I had to add thymeleaf dependency to pom.xml. Without this dependency Spring boot didn't find static resources.

    <dependency>
        <groupId>org.springframework.boot</groupId>
        <artifactId>spring-boot-starter-thymeleaf</artifactId>
    </dependency>
Earwig answered 1/10, 2020 at 7:16 Comment(1)
Thank you. I was trying to host static content from Javadoc and JaCoCo.
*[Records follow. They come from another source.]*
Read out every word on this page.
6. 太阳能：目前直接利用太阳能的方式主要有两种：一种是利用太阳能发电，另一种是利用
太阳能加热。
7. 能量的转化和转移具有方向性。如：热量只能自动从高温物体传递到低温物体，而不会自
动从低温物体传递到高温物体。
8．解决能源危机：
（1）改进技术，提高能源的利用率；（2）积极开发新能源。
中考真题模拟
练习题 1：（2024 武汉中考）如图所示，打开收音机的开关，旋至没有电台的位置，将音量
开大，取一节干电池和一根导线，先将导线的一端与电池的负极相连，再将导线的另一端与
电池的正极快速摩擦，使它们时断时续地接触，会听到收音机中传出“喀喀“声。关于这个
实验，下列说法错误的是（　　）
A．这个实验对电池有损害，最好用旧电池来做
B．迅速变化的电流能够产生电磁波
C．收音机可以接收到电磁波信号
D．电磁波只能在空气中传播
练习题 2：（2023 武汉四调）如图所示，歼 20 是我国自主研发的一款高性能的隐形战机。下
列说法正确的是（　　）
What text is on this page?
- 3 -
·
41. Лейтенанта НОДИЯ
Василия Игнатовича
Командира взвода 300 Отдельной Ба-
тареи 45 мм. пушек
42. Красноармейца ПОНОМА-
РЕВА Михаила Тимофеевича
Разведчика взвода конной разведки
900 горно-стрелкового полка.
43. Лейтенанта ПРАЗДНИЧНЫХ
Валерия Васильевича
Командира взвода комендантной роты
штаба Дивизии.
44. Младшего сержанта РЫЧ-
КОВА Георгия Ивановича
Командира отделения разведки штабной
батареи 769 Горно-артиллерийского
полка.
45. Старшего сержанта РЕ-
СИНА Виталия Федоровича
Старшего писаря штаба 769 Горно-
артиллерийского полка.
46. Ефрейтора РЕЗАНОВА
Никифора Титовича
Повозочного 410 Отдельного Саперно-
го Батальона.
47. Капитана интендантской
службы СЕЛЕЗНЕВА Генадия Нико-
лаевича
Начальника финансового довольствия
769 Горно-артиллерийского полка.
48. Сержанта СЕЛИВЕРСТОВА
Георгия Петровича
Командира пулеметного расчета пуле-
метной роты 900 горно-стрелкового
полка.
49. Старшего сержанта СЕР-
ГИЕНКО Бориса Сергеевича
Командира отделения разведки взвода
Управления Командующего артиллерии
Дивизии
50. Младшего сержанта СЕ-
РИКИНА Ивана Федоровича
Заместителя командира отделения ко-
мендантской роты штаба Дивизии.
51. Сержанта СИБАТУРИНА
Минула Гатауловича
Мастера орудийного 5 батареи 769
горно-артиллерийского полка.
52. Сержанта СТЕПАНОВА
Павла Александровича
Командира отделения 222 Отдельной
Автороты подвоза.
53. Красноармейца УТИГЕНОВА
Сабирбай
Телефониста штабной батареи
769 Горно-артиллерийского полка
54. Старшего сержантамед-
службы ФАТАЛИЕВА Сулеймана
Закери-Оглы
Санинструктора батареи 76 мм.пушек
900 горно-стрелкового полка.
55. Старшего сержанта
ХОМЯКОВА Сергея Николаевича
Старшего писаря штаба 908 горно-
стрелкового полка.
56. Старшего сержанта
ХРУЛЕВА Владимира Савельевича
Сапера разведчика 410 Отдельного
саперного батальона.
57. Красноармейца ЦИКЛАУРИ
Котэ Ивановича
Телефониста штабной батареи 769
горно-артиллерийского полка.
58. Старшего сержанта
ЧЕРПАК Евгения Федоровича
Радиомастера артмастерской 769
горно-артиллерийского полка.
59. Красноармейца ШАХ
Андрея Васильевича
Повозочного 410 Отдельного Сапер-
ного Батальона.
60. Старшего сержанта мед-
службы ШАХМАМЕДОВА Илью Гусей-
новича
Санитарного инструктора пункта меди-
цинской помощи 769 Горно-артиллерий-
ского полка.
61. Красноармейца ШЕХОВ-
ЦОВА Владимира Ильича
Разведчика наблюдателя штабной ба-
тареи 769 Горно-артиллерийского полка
I got it work locally, but once I deployed, the links were giving 404 response. I could not figure out why, but adding this dependency made it work.Joseph
M
0

I've a assets folder in static dir and permitting in SpringConfig which extended WebSecurityConfigurerAdapter.

http.authorizeRequests().antMatchers("/", "/login", "/assets/**")
            .permitAll()
Monoculture answered 18/10, 2018 at 11:18 Comment(0)
G
0

I just stumbled about this 404 topic when I try to create a sandbox example as template (https://github.com/fluentcodes/sandbox/tree/java-spring-boot) from my existing working solution: No static content index.html is provided.

Since the example was rather simple and the existing solution worked I don't get deep into the deep digging spring solutions mentioned.

I looked in the created target classes and there was no static/index.html as expected.

The reason was rather simple: I created the resources not under src/main/ but under src/. Need some time to find since there are so many complex solutions mentioned. For me it had a rather trivial reason.

On the other hand when starting spring boot: Why I don't get any hint, that no static content from location1, location2 .... locationx could be found. Think its a topic.